Just a quick post today about theme and how it’s different to plot. Writers way smarter and way more talented than me have ideas about this, but here’s my perspective.
First of all, yes, these things are quite different. Most people agree with that. I find that often a poor short story by a new writer has no theme. It’s just a story. In a good one there’s maybe a few nice emotional beats but overall, it’s quite flat.
In some ways, the theme is what you’re left with as a reader. The story comes and goes, but there’s a wider idea – emotional or otherwise – that you’re left with as a result. To put it in embarrassingly simple terms, the plot is what you’d describe when someone asks, “What’s your story about?” … The theme is what you describe when that same person’s follow-up question is, “Yeah, but what is it really about?” Does that make sense? Or any I being too simplistic?
A story with a really good theme will often influence the end of the plot, but also it can make the end of the story less important, and not in a bad way.
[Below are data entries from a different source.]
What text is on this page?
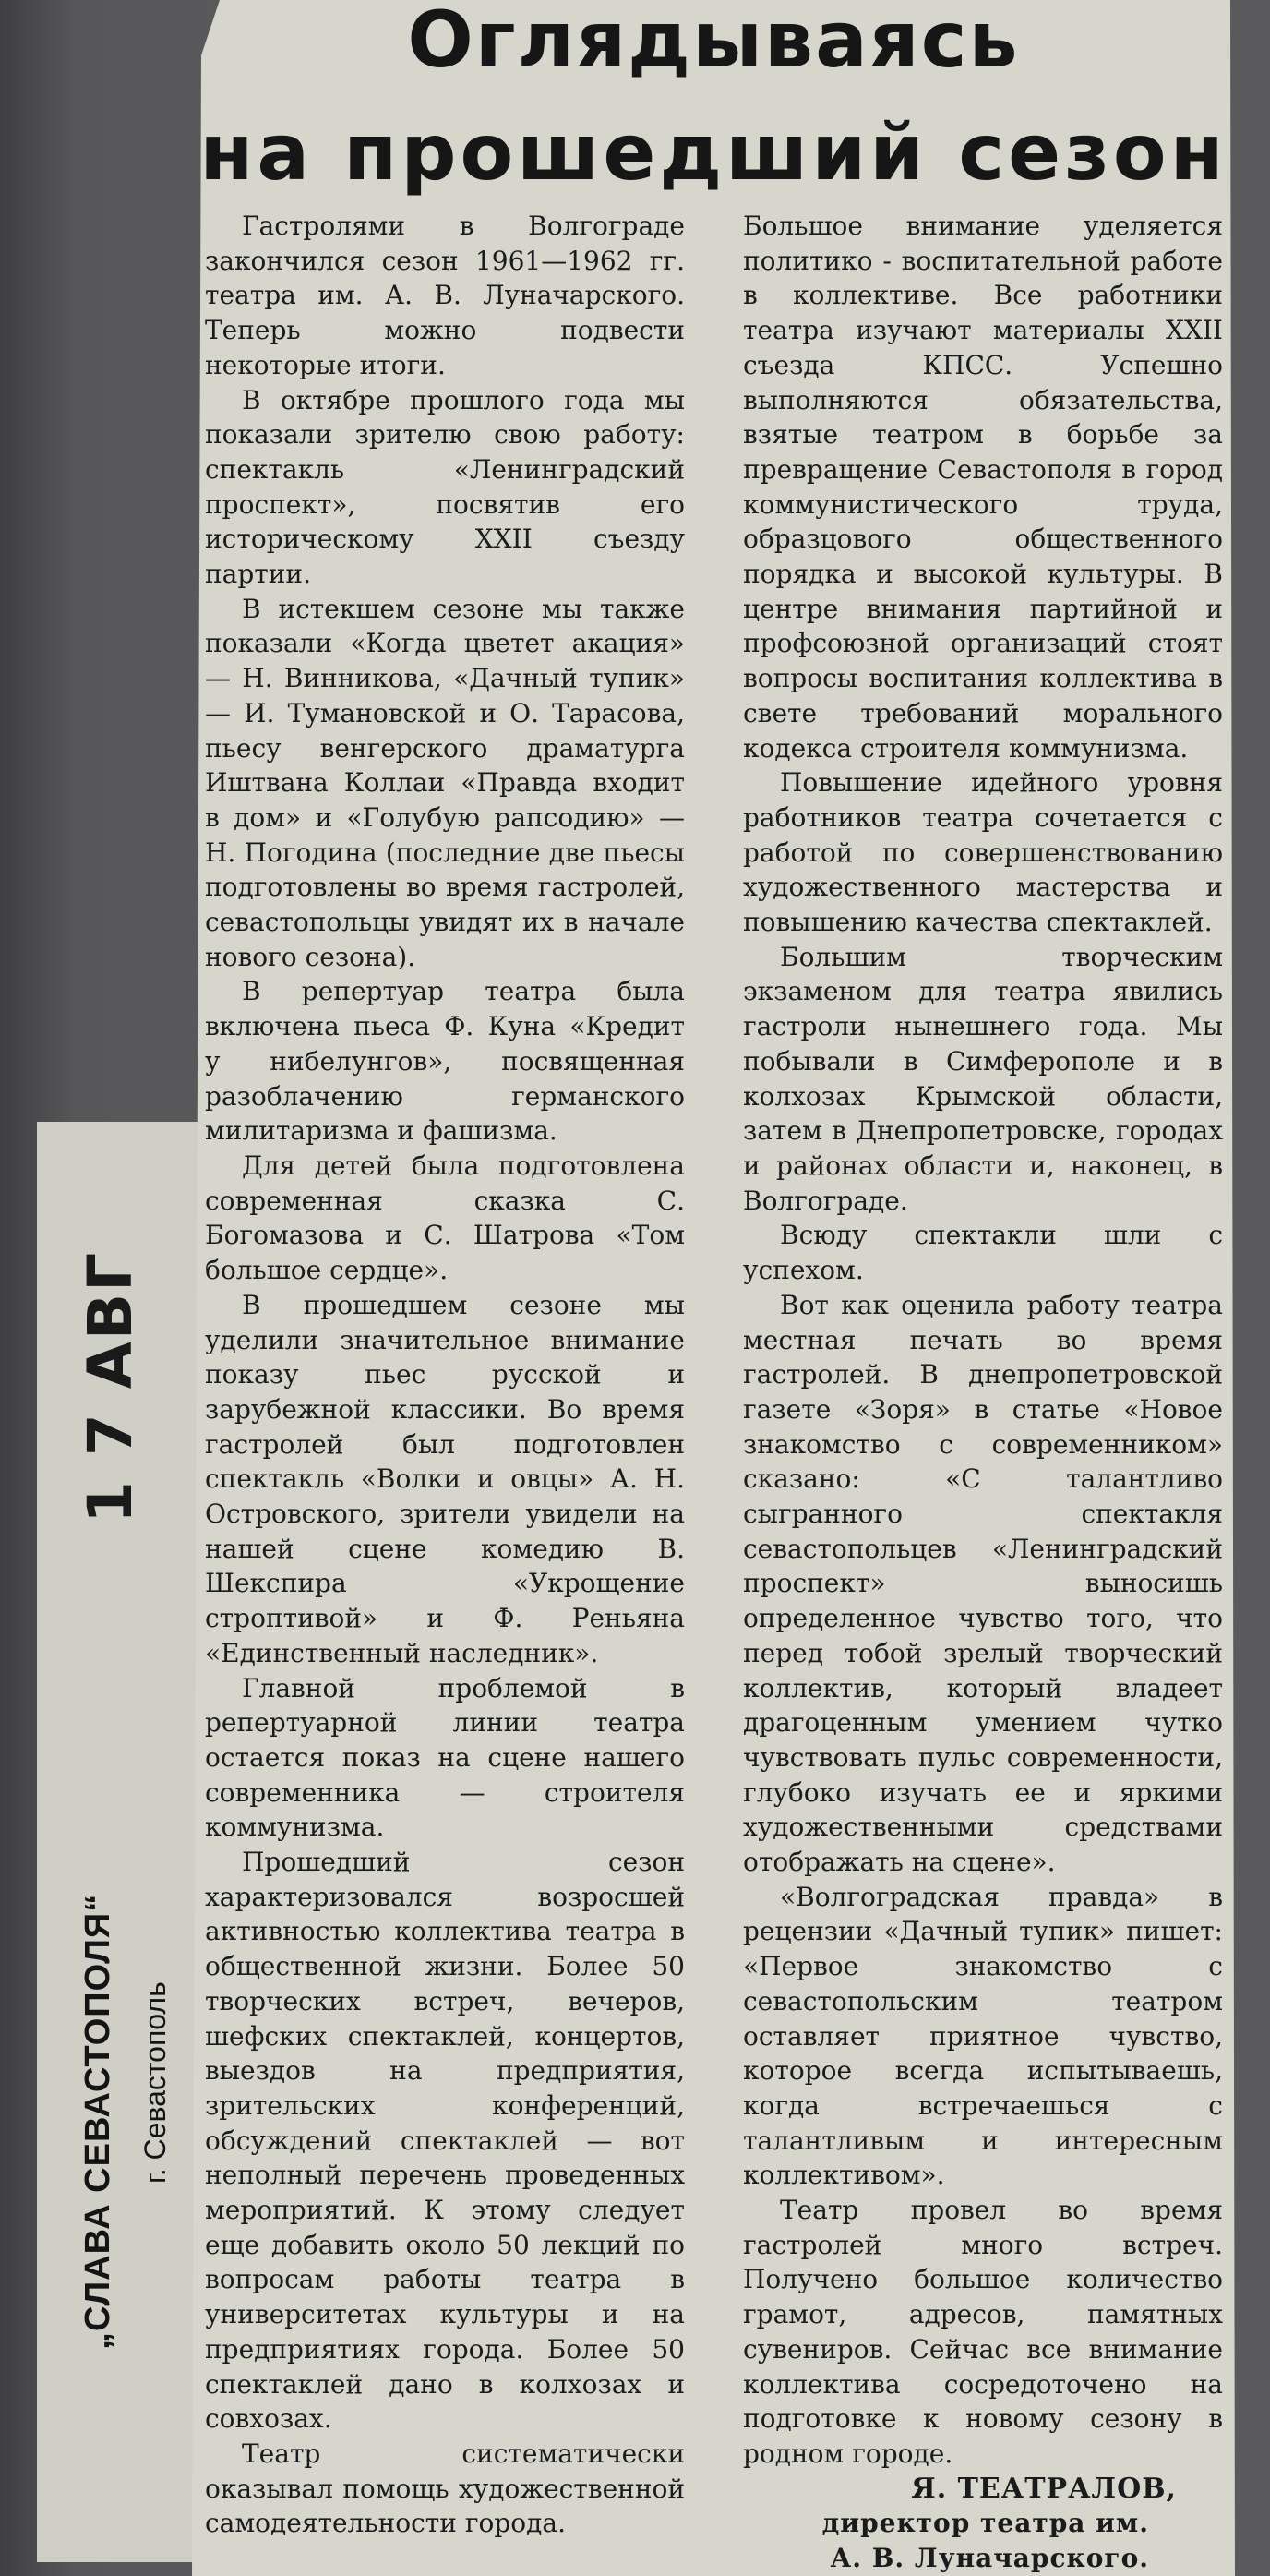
1 7 АВГ 1962
„СЛАВА СЕВАСТОПОЛЯ“ г. Севастополь
Оглядываясь
на прошедший сезон

Гастролями в Волгограде закончился сезон 1961—1962 гг. театра им. А. В. Луначарского. Теперь можно подвести некоторые итоги.

В октябре прошлого года мы показали зрителю свою работу: спектакль «Ленинградский проспект», посвятив его историческому XXII съезду партии.

В истекшем сезоне мы также показали «Когда цветет акация» — Н. Винникова, «Дачный тупик» — И. Тумановской и О. Тарасова, пьесу венгерского драматурга Иштвана Коллаи «Правда входит в дом» и «Голубую рапсодию» — Н. Погодина (последние две пьесы подготовлены во время гастролей, севастопольцы увидят их в начале нового сезона).

В репертуар театра была включена пьеса Ф. Куна «Кредит у нибелунгов», посвященная разоблачению германского милитаризма и фашизма.

Для детей была подготовлена современная сказка С. Богомазова и С. Шатрова «Том большое сердце».

В прошедшем сезоне мы уделили значительное внимание показу пьес русской и зарубежной классики. Во время гастролей был подготовлен спектакль «Волки и овцы» А. Н. Островского, зрители увидели на нашей сцене комедию В. Шекспира «Укрощение строптивой» и Ф. Реньяна «Единственный наследник».

Главной проблемой в репертуарной линии театра остается показ на сцене нашего современника — строителя коммунизма.

Прошедший сезон характеризовался возросшей активностью коллектива театра в общественной жизни. Более 50 творческих встреч, вечеров, шефских спектаклей, концертов, выездов на предприятия, зрительских конференций, обсуждений спектаклей — вот неполный перечень проведенных мероприятий. К этому следует еще добавить около 50 лекций по вопросам работы театра в университетах культуры и на предприятиях города. Более 50 спектаклей дано в колхозах и совхозах.

Театр систематически оказывал помощь художественной самодеятельности города.

Большое внимание уделяется политико - воспитательной работе в коллективе. Все работники театра изучают материалы XXII съезда КПСС. Успешно выполняются обязательства, взятые театром в борьбе за превращение Севастополя в город коммунистического труда, образцового общественного порядка и высокой культуры. В центре внимания партийной и профсоюзной организаций стоят вопросы воспитания коллектива в свете требований морального кодекса строителя коммунизма.

Повышение идейного уровня работников театра сочетается с работой по совершенствованию художественного мастерства и повышению качества спектаклей.

Большим творческим экзаменом для театра явились гастроли нынешнего года. Мы побывали в Симферополе и в колхозах Крымской области, затем в Днепропетровске, городах и районах области и, наконец, в Волгограде.

Всюду спектакли шли с успехом.

Вот как оценила работу театра местная печать во время гастролей. В днепропетровской газете «Зоря» в статье «Новое знакомство с современником» сказано: «С талантливо сыгранного спектакля севастопольцев «Ленинградский проспект» выносишь определенное чувство того, что перед тобой зрелый творческий коллектив, который владеет драгоценным умением чутко чувствовать пульс современности, глубоко изучать ее и яркими художественными средствами отображать на сцене».

«Волгоградская правда» в рецензии «Дачный тупик» пишет: «Первое знакомство с севастопольским театром оставляет приятное чувство, которое всегда испытываешь, когда встречаешься с талантливым и интересным коллективом».

Театр провел во время гастролей много встреч. Получено большое количество грамот, адресов, памятных сувениров. Сейчас все внимание коллектива сосредоточено на подготовке к новому сезону в родном городе.

Я. ТЕАТРАЛОВ,

директор театра им.

А. В. Луначарского.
Often the real climax of a story is just a bit before the end. Maybe – though obviously not always – the end of the penultimate chapter is the end of the plot. But the final chapter – possibly an epilogue – is there and feels really necessary because of the theme.
If there’s no consideration to the theme, then you might be only interested in nailing that ending and getting out. Nothing wrong with doing that. But if the theme is strong, then that can dictate when the ending occurs. It can be before or after the end of the actual plot.